Una delle canzoni più bellissime e orecchiabilissime dei Kagamine~
L'altro titolo viene di nuovo da «Parte del tuo mondo», ma stavolta è intesa la reprise.
* «Ez király!»: Che figo! (Letteralmente, "Questo è un re!"), in ungherese.


Il ritorno del potere maGGGico degli occhi verdi! L'avevo detto che in questa storia avevo messo tutte le cose che mi andavano. ╭( ・ㅂ・)و (Sì, per quanto l'anime sia indeciso se Lovino abbia gli occhi castani o verdi, per me sono del colore che mi conviene di solito verdi.)
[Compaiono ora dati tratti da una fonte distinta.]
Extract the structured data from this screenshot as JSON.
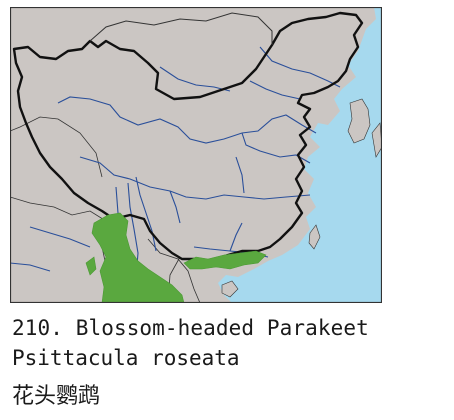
{
  "caption": {
    "line1": "210. Blossom-headed Parakeet",
    "line2": "Psittacula roseata",
    "line3": "花头鹦鹉"
  },
  "colors": {
    "land": "#cbc6c3",
    "sea": "#a6d9ee",
    "border": "#111111",
    "river": "#2a4f9a",
    "range": "#5aa83f",
    "frame": "#333333"
  },
  "icons": [
    "china-border",
    "rivers",
    "species-range"
  ]
}
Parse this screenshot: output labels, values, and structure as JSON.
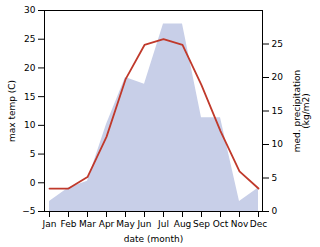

Spero che tutto il pentimento/perdono di Antonio e Lovino sia chiaro. ( ;°Д°) *Dato che c'è svariata roba sottintesa, teme sempre che gli altri debbano ricorrere alla deduzione sherlockiana o alla telepatia.*
(Ho realizzato tipo ora che il povero Antonio non ha più avuto POV. Povero Antonio.)

Mi sono resa conto di aver iniziato a postare all'inizio dell'estate, sarebbe stato molto scenografico se avessi concluso la storia all'inizio di autunno - E, in effetti, avrei potuto farlo, se avessi effettivamente postato ogni settimana e avessi il capitolo finale. Purtroppo no, l'ultimo capitolo non è ancora stato scritto. Devo sedermi e scriverlo. (ノ゜▽゜)

Nel frattempo, grazie a tuttx coloro che hanno dato una possibilità a questa storia! Spero di portarvi un finale decente (O anche solo un finale, così, in generale-).